# Jsoup: PHP-Tags bereiten Probleme?



## NoUser (27. Feb 2012)

Hallo,

ich habe gerade folgendes Problem: Ich möchte aus einem HTML-Dokument alle PHP-Codeabschnitte herausfiltern. Dazu wollte ich Jsoup verwenden. Dieser Parser (ich weiß: es ist ein HTML- und kein PHP-Parser) erzeugt daraus jedoch nicht einmal ansatzweise sinnvollen Code.

Ich hoffe, ich habe irgendetwas übersehen und es gibt eine einfache Möglichkeit JSoup diese speziellen Tags beizubringen.

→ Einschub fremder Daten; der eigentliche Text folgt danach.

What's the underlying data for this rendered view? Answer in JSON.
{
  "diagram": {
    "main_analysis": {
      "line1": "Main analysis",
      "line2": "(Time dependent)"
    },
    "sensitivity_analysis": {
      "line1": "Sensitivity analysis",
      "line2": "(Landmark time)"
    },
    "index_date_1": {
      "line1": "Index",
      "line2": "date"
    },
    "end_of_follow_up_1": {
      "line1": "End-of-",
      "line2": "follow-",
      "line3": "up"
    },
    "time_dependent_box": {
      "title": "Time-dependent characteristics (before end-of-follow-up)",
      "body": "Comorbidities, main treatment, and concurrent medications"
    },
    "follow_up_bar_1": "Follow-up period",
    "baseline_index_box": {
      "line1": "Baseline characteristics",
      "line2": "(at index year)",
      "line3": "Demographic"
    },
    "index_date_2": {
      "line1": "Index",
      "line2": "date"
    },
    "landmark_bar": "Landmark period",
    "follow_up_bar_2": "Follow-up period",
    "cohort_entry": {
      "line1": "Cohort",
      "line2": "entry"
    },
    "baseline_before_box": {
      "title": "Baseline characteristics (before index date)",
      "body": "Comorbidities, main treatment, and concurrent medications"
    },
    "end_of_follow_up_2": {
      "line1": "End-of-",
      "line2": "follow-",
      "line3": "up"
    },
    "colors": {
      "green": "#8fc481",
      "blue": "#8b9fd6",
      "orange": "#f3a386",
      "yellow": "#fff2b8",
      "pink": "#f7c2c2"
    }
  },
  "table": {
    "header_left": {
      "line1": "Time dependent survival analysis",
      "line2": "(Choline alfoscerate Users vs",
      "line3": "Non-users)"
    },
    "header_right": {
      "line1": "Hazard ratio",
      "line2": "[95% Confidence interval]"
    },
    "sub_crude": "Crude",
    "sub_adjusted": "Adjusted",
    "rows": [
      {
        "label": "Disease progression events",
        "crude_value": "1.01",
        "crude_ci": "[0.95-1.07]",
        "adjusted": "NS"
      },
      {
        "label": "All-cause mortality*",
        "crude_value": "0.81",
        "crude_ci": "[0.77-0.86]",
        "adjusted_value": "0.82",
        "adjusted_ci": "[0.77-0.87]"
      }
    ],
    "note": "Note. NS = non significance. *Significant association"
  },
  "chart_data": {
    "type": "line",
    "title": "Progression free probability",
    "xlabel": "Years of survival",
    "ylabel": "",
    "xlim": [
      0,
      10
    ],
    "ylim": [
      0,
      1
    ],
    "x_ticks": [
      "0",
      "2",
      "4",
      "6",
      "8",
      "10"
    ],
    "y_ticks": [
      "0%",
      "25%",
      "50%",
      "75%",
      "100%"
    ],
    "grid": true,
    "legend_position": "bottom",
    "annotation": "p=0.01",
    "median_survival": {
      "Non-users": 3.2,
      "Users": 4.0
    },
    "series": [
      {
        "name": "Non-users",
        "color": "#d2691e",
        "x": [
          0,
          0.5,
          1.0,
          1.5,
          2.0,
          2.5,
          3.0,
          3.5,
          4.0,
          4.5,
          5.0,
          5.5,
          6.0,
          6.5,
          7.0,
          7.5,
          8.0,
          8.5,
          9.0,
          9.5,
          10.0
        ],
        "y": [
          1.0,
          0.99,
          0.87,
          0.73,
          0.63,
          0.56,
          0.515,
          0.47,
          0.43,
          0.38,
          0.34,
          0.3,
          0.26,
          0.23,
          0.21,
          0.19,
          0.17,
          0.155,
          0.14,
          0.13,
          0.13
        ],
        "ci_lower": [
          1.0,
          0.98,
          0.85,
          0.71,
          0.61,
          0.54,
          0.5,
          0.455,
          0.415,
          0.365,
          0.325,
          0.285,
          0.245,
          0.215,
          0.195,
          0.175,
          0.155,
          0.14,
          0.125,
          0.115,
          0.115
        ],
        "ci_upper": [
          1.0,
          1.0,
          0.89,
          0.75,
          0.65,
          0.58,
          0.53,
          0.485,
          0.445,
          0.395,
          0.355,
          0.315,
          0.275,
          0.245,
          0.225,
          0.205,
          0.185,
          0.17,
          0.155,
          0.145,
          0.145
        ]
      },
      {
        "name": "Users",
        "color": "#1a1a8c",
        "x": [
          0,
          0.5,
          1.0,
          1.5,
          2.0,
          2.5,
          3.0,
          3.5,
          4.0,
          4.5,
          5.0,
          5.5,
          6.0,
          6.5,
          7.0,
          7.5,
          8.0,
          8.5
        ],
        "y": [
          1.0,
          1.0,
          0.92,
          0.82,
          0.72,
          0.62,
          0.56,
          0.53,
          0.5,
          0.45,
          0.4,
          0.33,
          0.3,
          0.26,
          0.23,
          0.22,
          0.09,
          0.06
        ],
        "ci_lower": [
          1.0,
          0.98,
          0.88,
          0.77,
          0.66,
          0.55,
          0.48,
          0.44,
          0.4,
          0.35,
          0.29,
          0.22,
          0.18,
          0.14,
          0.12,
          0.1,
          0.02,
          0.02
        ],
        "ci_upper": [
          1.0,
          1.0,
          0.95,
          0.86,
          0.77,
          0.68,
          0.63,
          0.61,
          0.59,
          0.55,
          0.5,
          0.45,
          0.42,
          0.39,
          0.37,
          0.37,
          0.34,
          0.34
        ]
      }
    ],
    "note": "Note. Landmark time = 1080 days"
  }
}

Danke im Voraus für alle Gedanken!


----------



## AlexSpritze (27. Feb 2012)

NoUser hat gesagt.:


> ich habe gerade folgendes Problem:


du willst mit einem HTML-Parser PHP parsen?

Da serverseitig aus PHP-Code HTML (und vielleicht noch andere, client-seitige Skripte) gezaubert werden, wäre es nicht sinnvoll, den HTML-Code mitsamt PHP erstmal durch einen PHP-Interpreter zu jagen?


----------



## NoUser (3. Mrz 2012)

AlexSpritze hat gesagt.:


> du willst mit einem HTML-Parser PHP parsen?
> 
> Da serverseitig aus PHP-Code HTML (und vielleicht noch andere, client-seitige Skripte) gezaubert werden, wäre es nicht sinnvoll, den HTML-Code mitsamt PHP erstmal durch einen PHP-Interpreter zu jagen?




Wie bereits gesagt: Ich möchte aus einem HTML-Dokument alle PHP-Codeabschnitte herausfiltern, nicht parsen. Ich möchte lediglich eine Struktur von JSAP erzeugen lassen, die PHP-Code wie andere Tags beinhaltet.


----------